Un petit écart entre le taux d’intérêt de la France et celui de l’Allemagne à échéance dix ans et c’est la communauté des observateurs macroéconomiques hexagonaux qui pousse un ouf de soulagement. Après plus de dix-huit mois au-delà de la barre des 0,6, le spread est enfin revenu à son niveau de juin 2024, date à laquelle Emmanuel Macron a décidé de dissoudre l’Assemblée nationale.
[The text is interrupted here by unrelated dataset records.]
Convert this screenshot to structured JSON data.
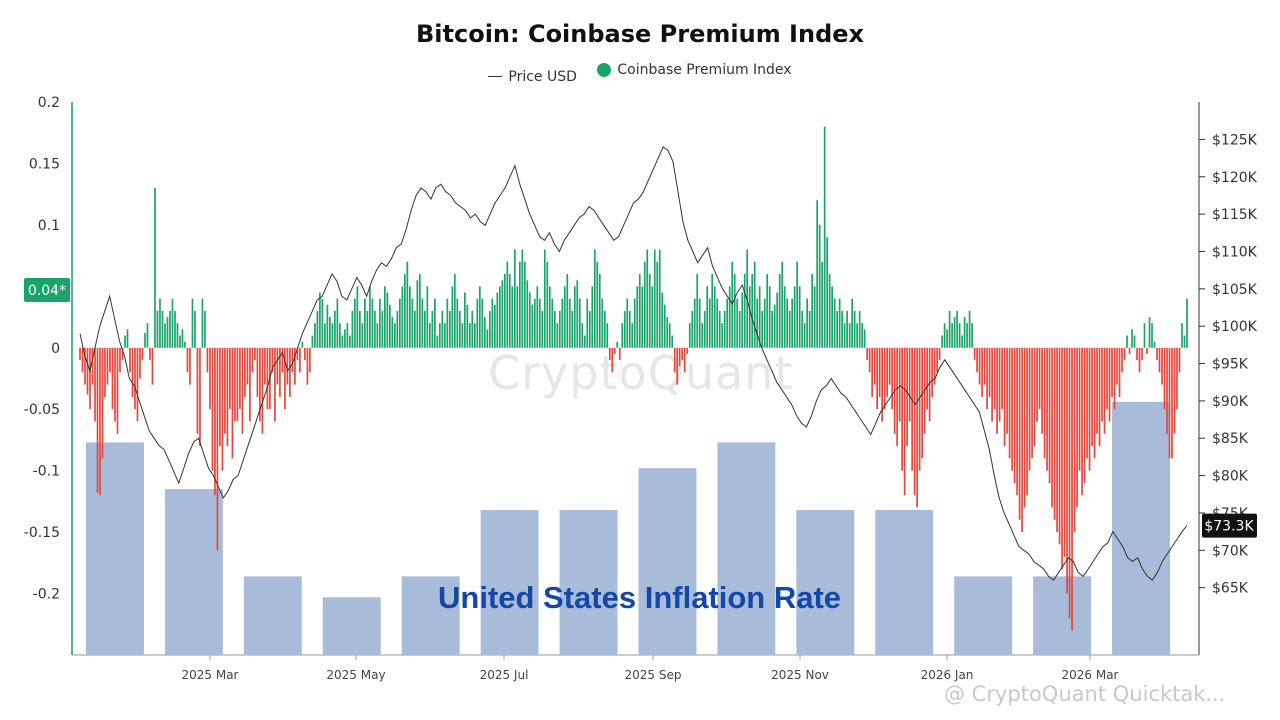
{
  "chart_data": {
    "type": "bar",
    "title": "Bitcoin: Coinbase Premium Index",
    "legend": [
      {
        "name": "Price USD",
        "style": "line",
        "color": "#333333"
      },
      {
        "name": "Coinbase Premium Index",
        "style": "dot",
        "color": "#1aa36b"
      }
    ],
    "left_axis": {
      "ticks": [
        "0.2",
        "0.15",
        "0.1",
        "0.05",
        "0",
        "-0.05",
        "-0.1",
        "-0.15",
        "-0.2"
      ],
      "ylim": [
        -0.25,
        0.2
      ]
    },
    "right_axis": {
      "ticks": [
        "$125K",
        "$120K",
        "$115K",
        "$110K",
        "$105K",
        "$100K",
        "$95K",
        "$90K",
        "$85K",
        "$80K",
        "$75K",
        "$70K",
        "$65K"
      ],
      "ylim": [
        60000,
        128000
      ]
    },
    "x_ticks": [
      "2025 Mar",
      "2025 May",
      "2025 Jul",
      "2025 Sep",
      "2025 Nov",
      "2026 Jan",
      "2026 Mar"
    ],
    "current_premium_label": "0.04*",
    "current_price_label": "$73.3K",
    "inflation_bars": {
      "name": "United States Inflation Rate",
      "values": [
        -0.077,
        -0.115,
        -0.186,
        -0.203,
        -0.186,
        -0.132,
        -0.132,
        -0.098,
        -0.077,
        -0.132,
        -0.132,
        -0.186,
        -0.186,
        -0.044
      ]
    },
    "premium_series": {
      "positive_color": "#1aa36b",
      "negative_color": "#e5473d",
      "values": [
        -0.01,
        -0.02,
        -0.03,
        -0.038,
        -0.05,
        -0.03,
        -0.06,
        -0.118,
        -0.12,
        -0.09,
        -0.04,
        -0.03,
        -0.02,
        -0.05,
        -0.06,
        -0.07,
        -0.02,
        -0.01,
        0.01,
        0.015,
        -0.02,
        -0.04,
        -0.05,
        -0.06,
        -0.025,
        -0.01,
        0.012,
        0.02,
        -0.01,
        -0.03,
        0.13,
        0.03,
        0.04,
        0.03,
        0.02,
        0.025,
        0.03,
        0.04,
        0.03,
        0.02,
        0.01,
        0.015,
        0.005,
        -0.02,
        -0.03,
        0.04,
        0.03,
        -0.07,
        -0.08,
        0.04,
        0.03,
        -0.02,
        -0.05,
        -0.1,
        -0.12,
        -0.165,
        -0.08,
        -0.1,
        -0.07,
        -0.08,
        -0.05,
        -0.09,
        -0.06,
        -0.06,
        -0.05,
        -0.07,
        -0.04,
        -0.03,
        -0.06,
        -0.02,
        -0.01,
        -0.04,
        -0.06,
        -0.07,
        -0.03,
        -0.05,
        -0.05,
        -0.02,
        -0.06,
        -0.03,
        -0.04,
        -0.02,
        -0.05,
        -0.03,
        -0.04,
        -0.02,
        -0.03,
        -0.01,
        -0.02,
        0.005,
        -0.01,
        -0.03,
        -0.02,
        0.01,
        0.02,
        0.03,
        0.045,
        0.04,
        0.02,
        0.035,
        0.025,
        0.02,
        0.03,
        0.04,
        0.02,
        0.01,
        0.015,
        0.02,
        0.01,
        0.03,
        0.04,
        0.05,
        0.03,
        0.02,
        0.04,
        0.03,
        0.05,
        0.04,
        0.03,
        0.02,
        0.04,
        0.03,
        0.05,
        0.045,
        0.035,
        0.025,
        0.02,
        0.03,
        0.04,
        0.05,
        0.06,
        0.07,
        0.05,
        0.04,
        0.03,
        0.055,
        0.06,
        0.04,
        0.03,
        0.05,
        0.02,
        0.03,
        0.04,
        0.01,
        0.02,
        0.03,
        0.02,
        0.04,
        0.03,
        0.05,
        0.06,
        0.04,
        0.03,
        0.02,
        0.045,
        0.035,
        0.02,
        0.03,
        0.02,
        0.04,
        0.05,
        0.04,
        0.025,
        0.015,
        0.03,
        0.04,
        0.035,
        0.045,
        0.05,
        0.055,
        0.06,
        0.07,
        0.06,
        0.05,
        0.08,
        0.05,
        0.07,
        0.08,
        0.07,
        0.055,
        0.045,
        0.035,
        0.04,
        0.05,
        0.04,
        0.03,
        0.08,
        0.07,
        0.05,
        0.04,
        0.03,
        0.02,
        0.03,
        0.04,
        0.05,
        0.06,
        0.04,
        0.03,
        0.05,
        0.055,
        0.04,
        0.02,
        0.01,
        0.04,
        0.03,
        0.05,
        0.08,
        0.07,
        0.06,
        0.04,
        0.03,
        0.02,
        -0.01,
        -0.02,
        -0.005,
        0.005,
        -0.01,
        0.02,
        0.03,
        0.04,
        0.03,
        0.02,
        0.04,
        0.05,
        0.06,
        0.05,
        0.07,
        0.08,
        0.06,
        0.05,
        0.08,
        0.07,
        0.08,
        0.045,
        0.035,
        0.025,
        0.02,
        0.01,
        -0.02,
        -0.03,
        -0.015,
        -0.01,
        -0.02,
        -0.005,
        0.02,
        0.03,
        0.04,
        0.06,
        0.04,
        0.02,
        0.03,
        0.05,
        0.04,
        0.06,
        0.05,
        0.04,
        0.03,
        0.02,
        0.03,
        0.04,
        0.05,
        0.07,
        0.06,
        0.04,
        0.03,
        0.045,
        0.06,
        0.08,
        0.05,
        0.06,
        0.07,
        0.04,
        0.05,
        0.03,
        0.04,
        0.06,
        0.05,
        0.03,
        0.035,
        0.045,
        0.06,
        0.07,
        0.05,
        0.04,
        0.03,
        0.04,
        0.05,
        0.07,
        0.05,
        0.03,
        0.02,
        0.04,
        0.03,
        0.06,
        0.05,
        0.12,
        0.1,
        0.07,
        0.18,
        0.09,
        0.06,
        0.05,
        0.04,
        0.03,
        0.04,
        0.03,
        0.02,
        0.03,
        0.02,
        0.04,
        0.03,
        0.02,
        0.03,
        0.02,
        0.015,
        -0.01,
        -0.02,
        -0.04,
        -0.03,
        -0.05,
        -0.04,
        -0.06,
        -0.05,
        -0.04,
        -0.03,
        -0.05,
        -0.07,
        -0.08,
        -0.06,
        -0.1,
        -0.12,
        -0.08,
        -0.06,
        -0.1,
        -0.12,
        -0.13,
        -0.1,
        -0.09,
        -0.07,
        -0.05,
        -0.06,
        -0.04,
        -0.03,
        -0.02,
        -0.01,
        0.01,
        0.02,
        0.015,
        0.03,
        0.02,
        0.025,
        0.03,
        0.02,
        0.01,
        0.025,
        0.02,
        0.03,
        0.02,
        -0.01,
        -0.02,
        -0.03,
        -0.04,
        -0.03,
        -0.05,
        -0.04,
        -0.06,
        -0.05,
        -0.07,
        -0.06,
        -0.05,
        -0.08,
        -0.07,
        -0.09,
        -0.1,
        -0.11,
        -0.12,
        -0.14,
        -0.15,
        -0.13,
        -0.12,
        -0.1,
        -0.09,
        -0.08,
        -0.06,
        -0.05,
        -0.07,
        -0.09,
        -0.1,
        -0.11,
        -0.13,
        -0.14,
        -0.15,
        -0.16,
        -0.18,
        -0.17,
        -0.2,
        -0.22,
        -0.23,
        -0.15,
        -0.13,
        -0.1,
        -0.12,
        -0.11,
        -0.09,
        -0.1,
        -0.08,
        -0.09,
        -0.07,
        -0.08,
        -0.06,
        -0.07,
        -0.05,
        -0.06,
        -0.04,
        -0.05,
        -0.03,
        -0.04,
        -0.02,
        -0.01,
        0.01,
        -0.005,
        0.015,
        0.01,
        -0.01,
        -0.02,
        -0.01,
        0.02,
        -0.005,
        0.025,
        0.02,
        0.005,
        -0.01,
        -0.02,
        -0.03,
        -0.05,
        -0.07,
        -0.09,
        -0.09,
        -0.07,
        -0.05,
        -0.02,
        0.02,
        0.01,
        0.04
      ]
    },
    "price_series": {
      "color": "#333333",
      "values": [
        99000,
        96000,
        94000,
        97000,
        100000,
        102000,
        104000,
        101000,
        98000,
        96000,
        93000,
        92000,
        90000,
        88000,
        86000,
        85000,
        84000,
        83500,
        82000,
        80500,
        79000,
        81000,
        83000,
        84500,
        85000,
        83000,
        81000,
        80000,
        78500,
        77000,
        78000,
        79500,
        80000,
        82000,
        84000,
        86000,
        88000,
        90000,
        92000,
        94500,
        95500,
        96500,
        94000,
        95000,
        97000,
        99000,
        100500,
        102000,
        103500,
        104000,
        105500,
        107000,
        106000,
        104000,
        103500,
        105000,
        106500,
        105500,
        104000,
        106000,
        107500,
        108500,
        108000,
        109000,
        110500,
        111000,
        113000,
        115500,
        117500,
        118500,
        118000,
        117000,
        118500,
        119000,
        118000,
        117500,
        116500,
        116000,
        115500,
        114500,
        115000,
        114000,
        113500,
        115000,
        116500,
        117500,
        118500,
        120000,
        121500,
        119000,
        117000,
        115000,
        113500,
        112000,
        111500,
        112500,
        111000,
        110000,
        111500,
        112500,
        113500,
        114500,
        115000,
        116000,
        115500,
        114500,
        113500,
        112500,
        111500,
        112000,
        113500,
        115000,
        116500,
        117000,
        118000,
        119500,
        121000,
        122500,
        124000,
        123500,
        122000,
        118000,
        114000,
        111500,
        110000,
        108500,
        109500,
        110500,
        108000,
        106500,
        105000,
        104000,
        103000,
        104500,
        105500,
        103500,
        101000,
        99000,
        97000,
        95500,
        94000,
        92500,
        91500,
        90500,
        89500,
        88000,
        87000,
        86500,
        88000,
        90000,
        91500,
        92000,
        93000,
        92000,
        91000,
        90500,
        89500,
        88500,
        87500,
        86500,
        85500,
        87000,
        88500,
        89500,
        90500,
        91500,
        92000,
        91500,
        90500,
        89500,
        90500,
        91500,
        92500,
        93000,
        94500,
        95500,
        94500,
        93500,
        92500,
        91500,
        90500,
        89500,
        88500,
        86000,
        83500,
        80000,
        77000,
        75000,
        73500,
        72000,
        70500,
        70000,
        69500,
        68500,
        68000,
        67500,
        66500,
        66000,
        67000,
        68000,
        69000,
        68500,
        67000,
        66500,
        67500,
        68500,
        69500,
        70500,
        71000,
        72500,
        71500,
        70500,
        69000,
        68500,
        69000,
        67500,
        66500,
        66000,
        67000,
        68500,
        69500,
        70500,
        71500,
        72500,
        73300
      ]
    }
  },
  "footer_watermark": "@ CryptoQuant Quicktak..."
}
Cet écart est un baromètre de la confiance des investisseurs envers la France. A 0,59 point, il fait mieux que les 0,62 point et que le début de semaine, à 0,70 point. Dans le concret, et alors que l’adoption définitive du budget 2026 est en approche, le taux d’intérêt à dix ans de la France se situe à 3,49 %, tandis que celui de l’Allemagne a atteint 2,90 %. Un instrument versatile, sensible au moindre soubresaut politique : on se souvient qu’il s’était ainsi enrhumé en 2017, quand Jean-Luc Mélenchon et son programme de justice fiscale et de remise en cause des traités européens, s’étaient trouvés à leur plus haut dans les sondages.
L’effet bœuf de la dissolution et de l’instabilité
Le resserrement actuel salue en tout cas le retour d’une certaine stabilité politique en France, du fait de l’indulgence des socialistes et de la droite LR qui n’ont pas voté la censure du gouvernement après le passage en force de ce dernier pour faire adopter la partie «recettes» par 49.3. Ces dix-neuf derniers mois, au fil des chutes (Barnier en décembre 2024, Bayrou en septembre 2025) ou de l’absence de gouvernement, le «spread» franco-allemand était allé jusqu’à 0,87 point, en juillet 2024. Il évoluait à 0,5 point juste avant.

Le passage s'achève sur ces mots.